Five advice pitfalls:

  1. Don’t offer your opinion. It is surprising but true. When people ask your advice, it is not the same as asking your opinion. If someone is having difficulty making a decision, the best thing you can do is lead the way so that they can discover their OWN opinion. That means asking questions, questions, questions…not doing all the talking.
  2. Don’t tell a person what to do. This takes away people’s responsibility for their life and their decisions. And you don’t want to be the one to blame if it doesn’t go exactly as planned. They are the only one who can choose the steps on their path.
  3. Don’t repeat yourself. People often think that the more that they repeat something, the better the chance that the advice will sink in. They heard you the first time, and you will only become a nag if you keep banging on the same door. To make an excellent cup of tea, it needs to steep.  To make an excellent choice….
  4. Don’t turn it around. You may have gone through something JUST like this, or had an aunt who dealt with the same thing. But be forewarned that your friends may simply resent you for shifting the attention and making them sit through your story while they are in need. It’s about them.
  5. Don’t spend hours on a problem. Regurgitating the same dilemma over and over again won’t solve anything. It only encourages the brain to continue down that repetition track like a dog with a bone. Most issues, even the complex, can be discussed in under half an hour. Anything over that is likely to be wasting your time and their mental clarity. Elongating a problem gives energy to the problem, not the solution.

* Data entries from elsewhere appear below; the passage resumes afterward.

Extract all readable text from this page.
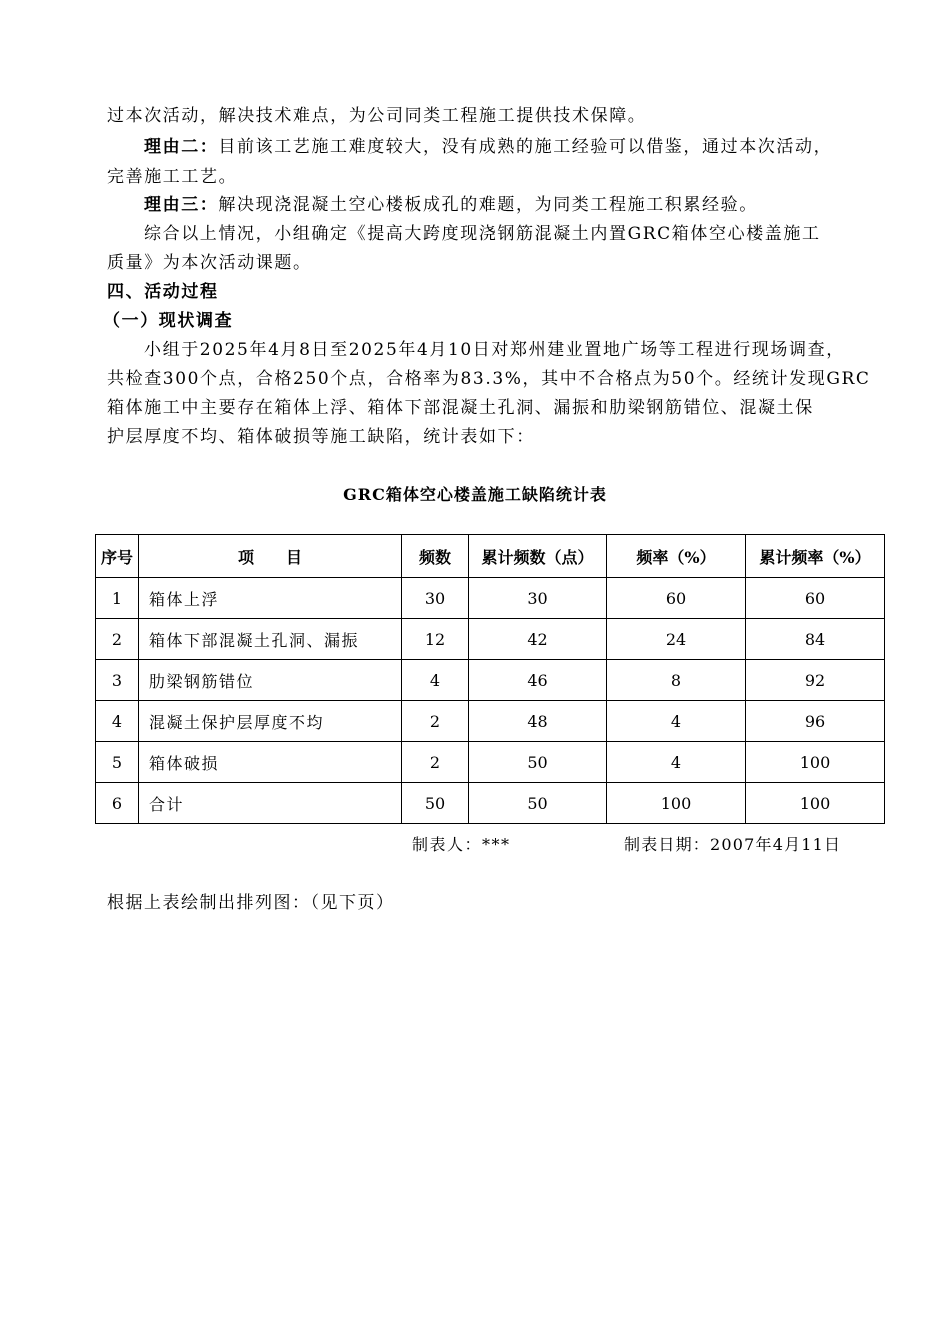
过本次活动，解决技术难点，为公司同类工程施工提供技术保障。
理由二：目前该工艺施工难度较大，没有成熟的施工经验可以借鉴，通过本次活动，
完善施工工艺。
理由三：解决现浇混凝土空心楼板成孔的难题，为同类工程施工积累经验。
综合以上情况，小组确定《提高大跨度现浇钢筋混凝土内置GRC箱体空心楼盖施工
质量》为本次活动课题。
四、活动过程
（一）现状调查
小组于2025年4月8日至2025年4月10日对郑州建业置地广场等工程进行现场调查，
共检查300个点，合格250个点，合格率为83.3%，其中不合格点为50个。经统计发现GRC
箱体施工中主要存在箱体上浮、箱体下部混凝土孔洞、漏振和肋梁钢筋错位、混凝土保
护层厚度不均、箱体破损等施工缺陷，统计表如下：
GRC箱体空心楼盖施工缺陷统计表
序号	项　　目	频数	累计频数（点）	频率（%）	累计频率（%）
1	箱体上浮	30	30	60	60
2	箱体下部混凝土孔洞、漏振	12	42	24	84
3	肋梁钢筋错位	4	46	8	92
4	混凝土保护层厚度不均	2	48	4	96
5	箱体破损	2	50	4	100
6	合计	50	50	100	100
制表人：***	制表日期：2007年4月11日
根据上表绘制出排列图：（见下页）
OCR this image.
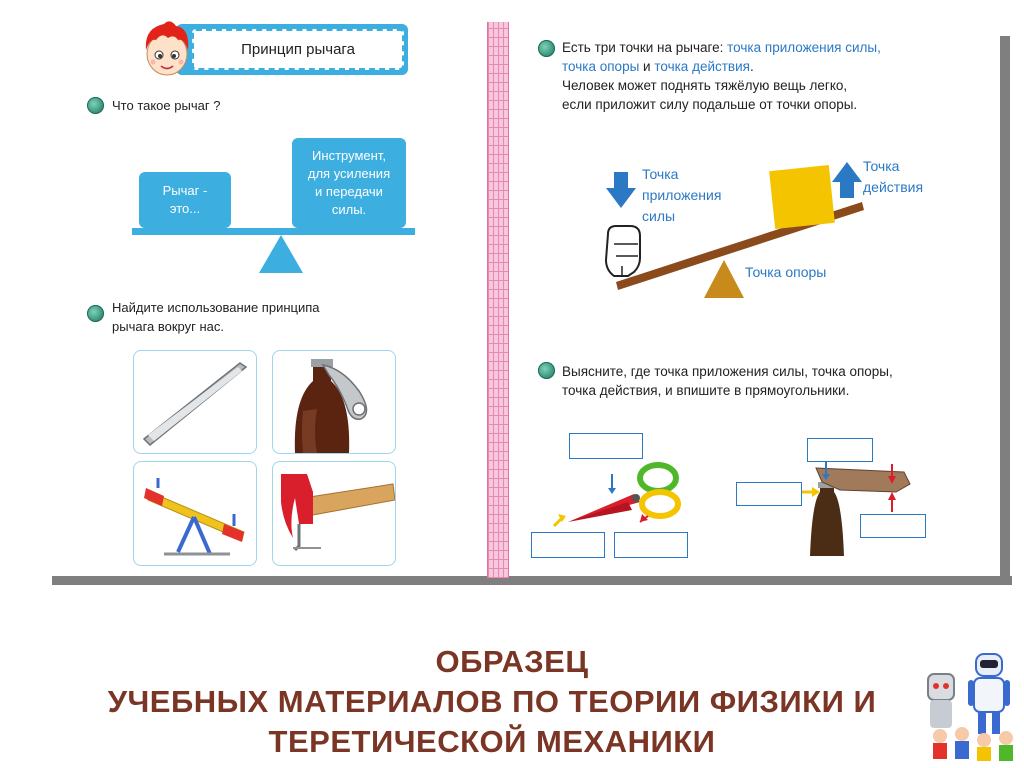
Принцип рычага
Что такое рычаг ?
Рычаг -
это...
Инструмент,
для усиления
и передачи
силы.
Найдите использование принципа
рычага вокруг нас.
Есть три точки на рычаге: точка приложения силы,
точка опоры и точка действия.
Человек может поднять тяжёлую вещь легко,
если приложит силу подальше от точки опоры.
Точка
приложения
силы
Точка
действия
Точка опоры
Выясните, где точка приложения силы, точка опоры,
точка действия, и впишите в прямоугольники.
ОБРАЗЕЦ
УЧЕБНЫХ МАТЕРИАЛОВ ПО ТЕОРИИ ФИЗИКИ И
ТЕРЕТИЧЕСКОЙ МЕХАНИКИ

When called upon for advice, meet people where they are. A true measure of an effective friend, advisor, or consultant is being an in-depth, intuitive listener. It is vital to meet (and listen to) people right where they are. They are seeking advice for that which is hurting now, even if that pain is tied to a past event or a future concern. The only place you can help them is in this moment, unruffling the feathers of suffering right here, right now.

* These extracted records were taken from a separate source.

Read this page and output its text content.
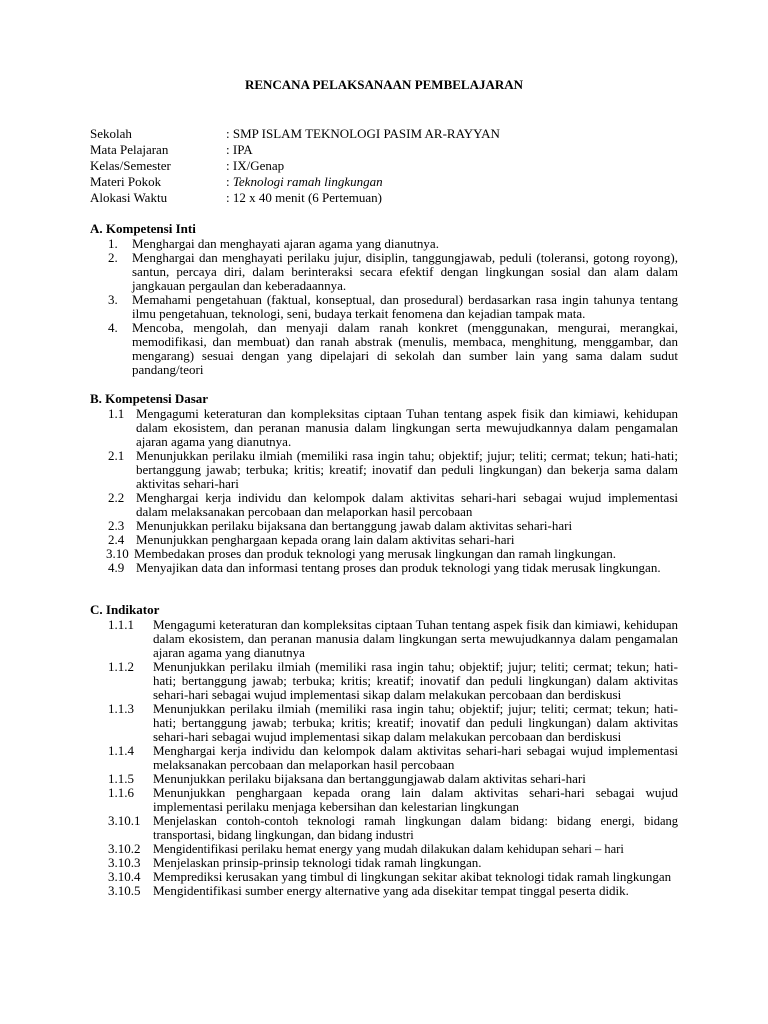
RENCANA PELAKSANAAN PEMBELAJARAN
Sekolah	: SMP ISLAM TEKNOLOGI PASIM AR-RAYYAN
Mata Pelajaran	: IPA
Kelas/Semester	: IX/Genap
Materi Pokok	: Teknologi ramah lingkungan
Alokasi Waktu	: 12 x 40 menit (6 Pertemuan)
A. Kompetensi Inti
1.	Menghargai dan menghayati ajaran agama yang dianutnya.
2.	Menghargai dan menghayati perilaku jujur, disiplin, tanggungjawab, peduli (toleransi, gotong royong), santun, percaya diri, dalam berinteraksi secara efektif dengan lingkungan sosial dan alam dalam jangkauan pergaulan dan keberadaannya.
3.	Memahami pengetahuan (faktual, konseptual, dan prosedural) berdasarkan rasa ingin tahunya tentang ilmu pengetahuan, teknologi, seni, budaya terkait fenomena dan kejadian tampak mata.
4.	Mencoba, mengolah, dan menyaji dalam ranah konkret (menggunakan, mengurai, merangkai, memodifikasi, dan membuat) dan ranah abstrak (menulis, membaca, menghitung, menggambar, dan mengarang) sesuai dengan yang dipelajari di sekolah dan sumber lain yang sama dalam sudut pandang/teori
B. Kompetensi Dasar
1.1 Mengagumi keteraturan dan kompleksitas ciptaan Tuhan tentang aspek fisik dan kimiawi, kehidupan dalam ekosistem, dan peranan manusia dalam lingkungan serta mewujudkannya dalam pengamalan ajaran agama yang dianutnya.
2.1 Menunjukkan perilaku ilmiah (memiliki rasa ingin tahu; objektif; jujur; teliti; cermat; tekun; hati-hati; bertanggung jawab; terbuka; kritis; kreatif; inovatif dan peduli lingkungan) dan bekerja sama dalam aktivitas sehari-hari
2.2 Menghargai kerja individu dan kelompok dalam aktivitas sehari-hari sebagai wujud implementasi dalam melaksanakan percobaan dan melaporkan hasil percobaan
2.3 Menunjukkan perilaku bijaksana dan bertanggung jawab dalam aktivitas sehari-hari
2.4 Menunjukkan penghargaan kepada orang lain dalam aktivitas sehari-hari
3.10 Membedakan proses dan produk teknologi yang merusak lingkungan dan ramah lingkungan.
4.9 Menyajikan data dan informasi tentang proses dan produk teknologi yang tidak merusak lingkungan.
C. Indikator
1.1.1	Mengagumi keteraturan dan kompleksitas ciptaan Tuhan tentang aspek fisik dan kimiawi, kehidupan dalam ekosistem, dan peranan manusia dalam lingkungan serta mewujudkannya dalam pengamalan ajaran agama yang dianutnya
1.1.2	Menunjukkan perilaku ilmiah (memiliki rasa ingin tahu; objektif; jujur; teliti; cermat; tekun; hati-hati; bertanggung jawab; terbuka; kritis; kreatif; inovatif dan peduli lingkungan) dalam aktivitas sehari-hari sebagai wujud implementasi sikap dalam melakukan percobaan dan berdiskusi
1.1.3	Menunjukkan perilaku ilmiah (memiliki rasa ingin tahu; objektif; jujur; teliti; cermat; tekun; hati-hati; bertanggung jawab; terbuka; kritis; kreatif; inovatif dan peduli lingkungan) dalam aktivitas sehari-hari sebagai wujud implementasi sikap dalam melakukan percobaan dan berdiskusi
1.1.4	Menghargai kerja individu dan kelompok dalam aktivitas sehari-hari sebagai wujud implementasi melaksanakan percobaan dan melaporkan hasil percobaan
1.1.5	Menunjukkan perilaku bijaksana dan bertanggungjawab dalam aktivitas sehari-hari
1.1.6	Menunjukkan penghargaan kepada orang lain dalam aktivitas sehari-hari sebagai wujud implementasi perilaku menjaga kebersihan dan kelestarian lingkungan
3.10.1	Menjelaskan contoh-contoh teknologi ramah lingkungan dalam bidang: bidang energi, bidang transportasi, bidang lingkungan, dan bidang industri
3.10.2	Mengidentifikasi perilaku hemat energy yang mudah dilakukan dalam kehidupan sehari – hari
3.10.3 Menjelaskan prinsip-prinsip teknologi tidak ramah lingkungan.
3.10.4 Memprediksi kerusakan yang timbul di lingkungan sekitar akibat teknologi tidak ramah lingkungan
3.10.5 Mengidentifikasi sumber energy alternative yang ada disekitar tempat tinggal peserta didik.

Above all, when giving advice, remember people are probably facing enough emotional distress without your help. Whether it is a difficult medical decision, a love life hurdle, or a major life choice, you want to avoid adding your own fears or insecurities and try to sooth them so they are clearheaded enough to see the path ahead. Inspire them. Allow their own inner knowing (intuition) to come on line; it will guide their journey for a lifetime.